In 1966, Waters and some friends were caught smoking marijuana on the campus grounds, which led to expulsion from NYU. Waters returned to Baltimore, where he completed several shorts, “Roman Candles” and “Eat Your Make-up.”
Roman Candles
Composed of three 8mm films, shot in color and shown simultaneously, “Roman Candles” introduced several other Dreamland regulars, including David Lochary, Mink Stole, Pat Moran, and Divine. Maelcum Soul exerted strong influence on Divine in style and make-up. Multiple images, which at first seem random, are used to portray religion and bizarre lifestyles, playing off each other while juxtaposed with split-second shots from old horror flicks.
Acts involving religious mockery (Maelcum dressed as a nun), drug-taking and weird sex emphasize the absurd and the provocative. The focus again is on victimized and tormented women. Mary Vivian Pearce is attacked with electric fan, and a man in black leather beats another woman. The short concludes with a montage showing one actor photographing Mona and another in drag on motorcycle. In a shocking reference to Kennedy’s assassination, David Lochary fires a shotgun and there is an image of Lee Harvey Oswald’s mother. Divine, in a red wig, is playing hide and seek. The bizarre and wild images play to nostalgic Shangri-Las tunes.
Eat Your Make Up
Eat Your Makeup, a black-and-white, 45 minute short shot in 16 mm, made in 1967, follows a couple of perverse gangsters (played by David Lochary and Maelcum Soul), who kidnap women and chain them. The three captives (Marina Melin, Mary Vivian Pearce, and Mona Montgomery) grovel for the food, but the only thing they can eat is cheap make-up. The women, chained to a freestanding wall, are then forced to model before jeering crowds until they drop dead—literally. It is the first and last Waters film in which the evil group exploiting innocent others win. In later Waters films, the villains lose, and the misfits, who are comfortable with their deviance, win after a struggle.
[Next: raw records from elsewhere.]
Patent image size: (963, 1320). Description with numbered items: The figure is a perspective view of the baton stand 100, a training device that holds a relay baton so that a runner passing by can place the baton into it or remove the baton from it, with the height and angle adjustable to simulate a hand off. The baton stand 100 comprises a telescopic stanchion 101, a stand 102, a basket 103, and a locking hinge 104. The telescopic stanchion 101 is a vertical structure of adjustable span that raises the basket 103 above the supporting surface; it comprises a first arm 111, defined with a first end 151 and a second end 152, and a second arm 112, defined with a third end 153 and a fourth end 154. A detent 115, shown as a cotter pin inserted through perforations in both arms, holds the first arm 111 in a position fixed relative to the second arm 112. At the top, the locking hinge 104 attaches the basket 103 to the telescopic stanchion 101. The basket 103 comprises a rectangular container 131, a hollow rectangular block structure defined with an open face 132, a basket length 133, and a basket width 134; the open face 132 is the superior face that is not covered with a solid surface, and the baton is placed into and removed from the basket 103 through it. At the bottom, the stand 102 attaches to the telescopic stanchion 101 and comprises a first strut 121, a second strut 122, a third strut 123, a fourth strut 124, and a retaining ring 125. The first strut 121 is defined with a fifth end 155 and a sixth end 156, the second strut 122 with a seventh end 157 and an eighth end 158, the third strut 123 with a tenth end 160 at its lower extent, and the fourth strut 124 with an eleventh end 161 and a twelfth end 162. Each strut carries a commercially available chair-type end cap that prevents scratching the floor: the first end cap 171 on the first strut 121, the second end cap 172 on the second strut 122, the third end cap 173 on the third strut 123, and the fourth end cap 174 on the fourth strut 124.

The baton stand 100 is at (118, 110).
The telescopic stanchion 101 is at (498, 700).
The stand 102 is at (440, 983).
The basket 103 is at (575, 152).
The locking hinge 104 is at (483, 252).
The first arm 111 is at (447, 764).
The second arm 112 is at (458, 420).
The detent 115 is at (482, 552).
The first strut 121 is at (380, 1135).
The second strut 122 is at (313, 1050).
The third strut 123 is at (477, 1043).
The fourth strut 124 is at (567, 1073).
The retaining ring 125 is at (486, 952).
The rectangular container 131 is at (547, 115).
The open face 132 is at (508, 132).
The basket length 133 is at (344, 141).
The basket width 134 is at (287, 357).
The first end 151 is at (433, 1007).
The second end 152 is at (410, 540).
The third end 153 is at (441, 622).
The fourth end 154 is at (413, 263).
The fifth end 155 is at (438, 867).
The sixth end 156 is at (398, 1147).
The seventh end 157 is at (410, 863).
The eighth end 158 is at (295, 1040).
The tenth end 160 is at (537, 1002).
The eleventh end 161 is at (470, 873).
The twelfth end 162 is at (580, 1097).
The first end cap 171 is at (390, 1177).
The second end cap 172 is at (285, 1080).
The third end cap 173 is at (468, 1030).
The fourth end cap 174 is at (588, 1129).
Most of the crude and intense images deal with religion. Early on, a wicked couple and vicious dog stalk Marina (wearing peekaboo dress) as she emerges from church, fingering her rosary. Later, as a bishop intones the sacraments, Divine fantasizes herself as Jackie Kennedy and Howard Gruber as JFK. They ride joyously in an open car, waving to invisible but cheering crowds. When a shot is fired, Howard slumps over, and Divine (in pink dress) climbs over the back of the car. The sequence ends with Divine fading back to reality. After Marina dies on the runway and the vicious people depart, a man in cavalry uniform puts flowers on her body. She then comes back to life in the woods, as a fairy princess.
In his shorts, as in his later features, two prominent themes emerge: the nature of American society as increasingly image-conscious and media-saturated, and the use of fables and fairytales in deformed and distorted ways to comment on contemporary culture.
The Diane Linkletter Story
“The Diane Linkletter Story” was produced around the same time as “Mondo Trasho.” This 15 minutes black- and-white short tells the story of Divine as the young Dawn Davenport, the protagonist of Waters 1974 feature-length “Female Trouble.”
After the opening credits, during which Divine inhales drugs, the tale begins with a voice over of a letter from Diane to her old folks (played by Mary Vivian Pearce and David Lochary). The parents are worried about Diane’s behavior, taking drugs, hanging out aimlessly with her boyfriend. High on drugs, Diane responds to her parents concern by proudly declaring: “I am what I am, doing my own thing in my own time.” This was a slogan of the 1960s, an era Waters ridiculed—despite the fact of participating in its wilder activities, and despite the fact that they served as inspiration for his work.
The father calls a doctor to treat his daughter, and when Diane protests, the mother slaps her. The upset father screams up the stairs at his daughter, “you’re disgusting slut.” The delirious Diane walks to the window and falls out, screaming as she lands on the ground. Seeing in a high angle her bleeding body, the hysterical parents beg Diane: “Please come back to us. We love you. Call collect.”